How can we reproduce your problem?

I have no idea.

What is the result that you get?

On my production server that runs a long-running command-line application with manually inserted traces, sometimes I get a warning

trace (14533373b) larger than payload limit (8000000b), dropping

What is the result that you expected?

The warning should hint

I am doing tested traces using OpenTracing API, so I suspect having a long-running parent trace might cause this.


As a workaround I just poke ddtrace internals directly:

import os
# Work around of the following warning/error:
# trace (14_533_373b) larger than payload limit (8000000b), dropping
# by setting tracer write buffer to 128M
# See ddtrace/internal/
# Note that ddtrace evalutes this during the import time,
# so make sure you put this code in before importing Datadog.
dd_trace_buffer_val = str(128_000_000)
os.environ["DD_TRACE_WRITER_BUFFER_SIZE_BYTES"] = dd_trace_buffer_val
os.environ["DD_TRACE_WRITER_MAX_PAYLOAD_SIZE_BYTES"] = dd_trace_buffer_val
miohtama commented 2 years ago

After doing this change, I am hitting another error

 failed to send traces to Datadog Agent at http://localhost:8126: HTTP error status 413, reason Request Entity Too Large
miohtama commented 2 years ago

I am now trying with partial flushes and lower sample rate if this would mitigate the issue

os.environ["DD_TRACER_PARTIAL_FLUSH_ENABLED"] = "true"
# We have a lot (millions) of SQL traces
# Trace only 10% of all
os.environ["DD_TRACE_SAMPLE_RATE"] = "0.1"
majorgreys commented 2 years ago

@miohtama The configuration options for enabling partial flushing are not documented as you describe. I will correct this as a follow-up to your issue.

We offer the partial flush and payload size configuration options you found as mitigations at the moment.

For partial flushing, the minimum version requirements are ddtrace v1.1.1 and Datadog Agent v7.25.0.

For payload sizes, the Datadog Agent in v7.21.0 increased the maximum trace payload size from 10mb to 50mb.

I am very interested in your use case of a long-running command line program. Capturing all the work in the run of such a command as a single trace can be valuable. I wonder if you could share more on how you see this data being useful.

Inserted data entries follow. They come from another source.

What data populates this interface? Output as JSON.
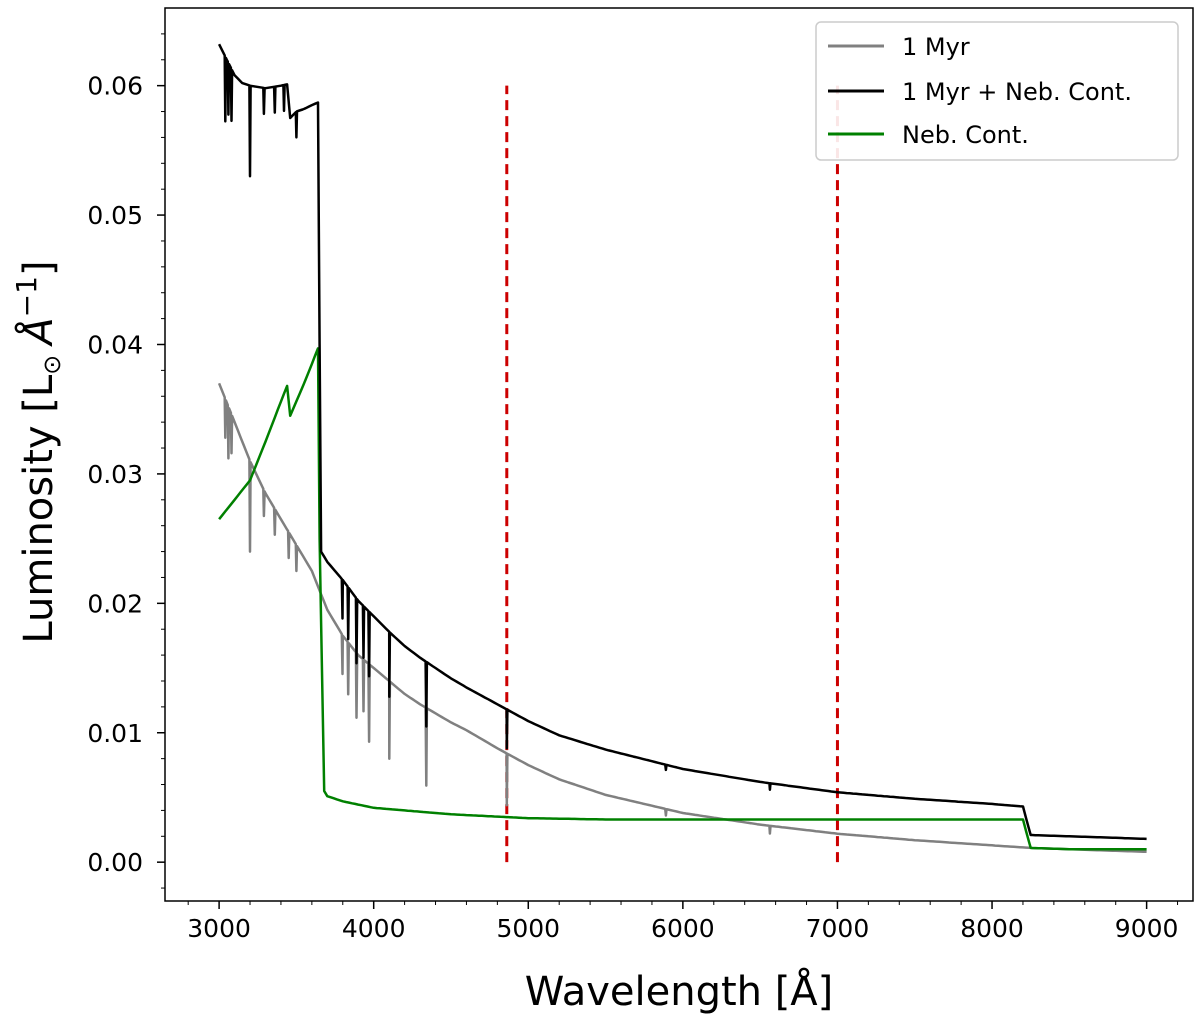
{
  "chart_data": {
    "type": "line",
    "xlabel": "Wavelength [Å]",
    "ylabel_parts": {
      "prefix": "Luminosity [L",
      "sun_symbol": "⊙",
      "unit": "Å",
      "exponent": "−1",
      "suffix": "]"
    },
    "xlim": [
      2650,
      9300
    ],
    "ylim": [
      -0.003,
      0.066
    ],
    "x_ticks": [
      3000,
      4000,
      5000,
      6000,
      7000,
      8000,
      9000
    ],
    "x_tick_labels": [
      "3000",
      "4000",
      "5000",
      "6000",
      "7000",
      "8000",
      "9000"
    ],
    "y_ticks": [
      0.0,
      0.01,
      0.02,
      0.03,
      0.04,
      0.05,
      0.06
    ],
    "y_tick_labels": [
      "0.00",
      "0.01",
      "0.02",
      "0.03",
      "0.04",
      "0.05",
      "0.06"
    ],
    "legend_position": "top-right",
    "series": [
      {
        "name": "1 Myr",
        "color": "#808080",
        "x": [
          3000,
          3100,
          3200,
          3300,
          3400,
          3500,
          3600,
          3700,
          3800,
          3900,
          4000,
          4100,
          4200,
          4300,
          4400,
          4500,
          4600,
          4800,
          5000,
          5200,
          5500,
          6000,
          6500,
          7000,
          7500,
          8000,
          8250,
          8500,
          9000
        ],
        "values": [
          0.037,
          0.034,
          0.031,
          0.0285,
          0.0265,
          0.0245,
          0.0225,
          0.0195,
          0.0175,
          0.016,
          0.015,
          0.014,
          0.013,
          0.0122,
          0.0115,
          0.0108,
          0.0102,
          0.0088,
          0.0075,
          0.0064,
          0.0052,
          0.0038,
          0.0029,
          0.0022,
          0.0017,
          0.0013,
          0.0011,
          0.001,
          0.0008
        ],
        "absorption_lines": [
          {
            "x": 3040,
            "depth": 0.003
          },
          {
            "x": 3060,
            "depth": 0.004
          },
          {
            "x": 3080,
            "depth": 0.003
          },
          {
            "x": 3200,
            "depth": 0.007
          },
          {
            "x": 3290,
            "depth": 0.002
          },
          {
            "x": 3360,
            "depth": 0.002
          },
          {
            "x": 3450,
            "depth": 0.002
          },
          {
            "x": 3500,
            "depth": 0.002
          },
          {
            "x": 3798,
            "depth": 0.003
          },
          {
            "x": 3835,
            "depth": 0.004
          },
          {
            "x": 3889,
            "depth": 0.005
          },
          {
            "x": 3934,
            "depth": 0.004
          },
          {
            "x": 3970,
            "depth": 0.006
          },
          {
            "x": 4101,
            "depth": 0.006
          },
          {
            "x": 4340,
            "depth": 0.006
          },
          {
            "x": 4861,
            "depth": 0.004
          },
          {
            "x": 5890,
            "depth": 0.0005
          },
          {
            "x": 6563,
            "depth": 0.0006
          }
        ]
      },
      {
        "name": "1 Myr + Neb. Cont.",
        "color": "#000000",
        "x": [
          3000,
          3050,
          3100,
          3150,
          3200,
          3300,
          3400,
          3440,
          3460,
          3500,
          3550,
          3600,
          3640,
          3650,
          3660,
          3700,
          3800,
          3900,
          4000,
          4100,
          4200,
          4300,
          4400,
          4500,
          4600,
          4800,
          5000,
          5200,
          5500,
          6000,
          6500,
          7000,
          7500,
          8000,
          8200,
          8250,
          8500,
          9000
        ],
        "values": [
          0.0632,
          0.062,
          0.0608,
          0.0602,
          0.06,
          0.0598,
          0.06,
          0.0601,
          0.0575,
          0.058,
          0.0582,
          0.0585,
          0.0587,
          0.04,
          0.024,
          0.0232,
          0.0218,
          0.0202,
          0.019,
          0.0178,
          0.0167,
          0.0158,
          0.015,
          0.0142,
          0.0135,
          0.0122,
          0.0109,
          0.0098,
          0.0087,
          0.0072,
          0.0062,
          0.0054,
          0.0049,
          0.0045,
          0.0043,
          0.0021,
          0.002,
          0.0018
        ],
        "absorption_lines": [
          {
            "x": 3040,
            "depth": 0.005
          },
          {
            "x": 3060,
            "depth": 0.004
          },
          {
            "x": 3080,
            "depth": 0.004
          },
          {
            "x": 3200,
            "depth": 0.007
          },
          {
            "x": 3290,
            "depth": 0.002
          },
          {
            "x": 3360,
            "depth": 0.002
          },
          {
            "x": 3420,
            "depth": 0.002
          },
          {
            "x": 3500,
            "depth": 0.002
          },
          {
            "x": 3798,
            "depth": 0.003
          },
          {
            "x": 3835,
            "depth": 0.004
          },
          {
            "x": 3889,
            "depth": 0.005
          },
          {
            "x": 3934,
            "depth": 0.004
          },
          {
            "x": 3970,
            "depth": 0.005
          },
          {
            "x": 4101,
            "depth": 0.005
          },
          {
            "x": 4340,
            "depth": 0.005
          },
          {
            "x": 4861,
            "depth": 0.003
          },
          {
            "x": 5890,
            "depth": 0.0004
          },
          {
            "x": 6563,
            "depth": 0.0005
          }
        ]
      },
      {
        "name": "Neb. Cont.",
        "color": "#008000",
        "x": [
          3000,
          3200,
          3300,
          3420,
          3440,
          3460,
          3550,
          3640,
          3650,
          3680,
          3700,
          3800,
          4000,
          4500,
          5000,
          5500,
          6000,
          7000,
          8000,
          8200,
          8250,
          8500,
          9000
        ],
        "values": [
          0.0265,
          0.0295,
          0.0325,
          0.0362,
          0.0368,
          0.0345,
          0.037,
          0.0397,
          0.025,
          0.0055,
          0.0051,
          0.0047,
          0.0042,
          0.0037,
          0.0034,
          0.0033,
          0.0033,
          0.0033,
          0.0033,
          0.0033,
          0.0011,
          0.001,
          0.001
        ]
      }
    ],
    "reference_lines": [
      {
        "x": 4861,
        "color": "#cc0000",
        "style": "dashed",
        "ymin": 0.0,
        "ymax": 0.06
      },
      {
        "x": 7000,
        "color": "#cc0000",
        "style": "dashed",
        "ymin": 0.0,
        "ymax": 0.06
      }
    ]
  }
}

miohtama commented 2 years ago

Thank you for a prompt and informative reply. I indeed noticed still getting dropped more traces than accepted (dropped: 1, accepted: 0) with my example config and ddtrace 0.50.4.

I have upgraded to ddtrace to 1.2.0 and will see if partial flushes will get rid of my errors.

majorgreys commented 2 years ago

@miohtama Did enabling partial flushing resolve the problem for you?

miohtama commented 2 years ago

Hey yes. I managed to solve it with a partial flush. Eventually, I ended up using the following env var hack:

os.environ["DD_TRACER_PARTIAL_FLUSH_ENABLED"] = "true"
os.environ["DD_TRACE_SAMPLE_RATE"] = "0.1"   

Though I am facing another issue: nested ddtrace.opentracer.Tracer do not seem to work with Datadog the service. I did not yet have time to investigate why is this and if it is related to partial flushs.

emmettbutler commented 1 year ago

@miohtama if you're still having an issue with nested Tracer objects, please open a new issue describing the problem. Thanks again for the contribution!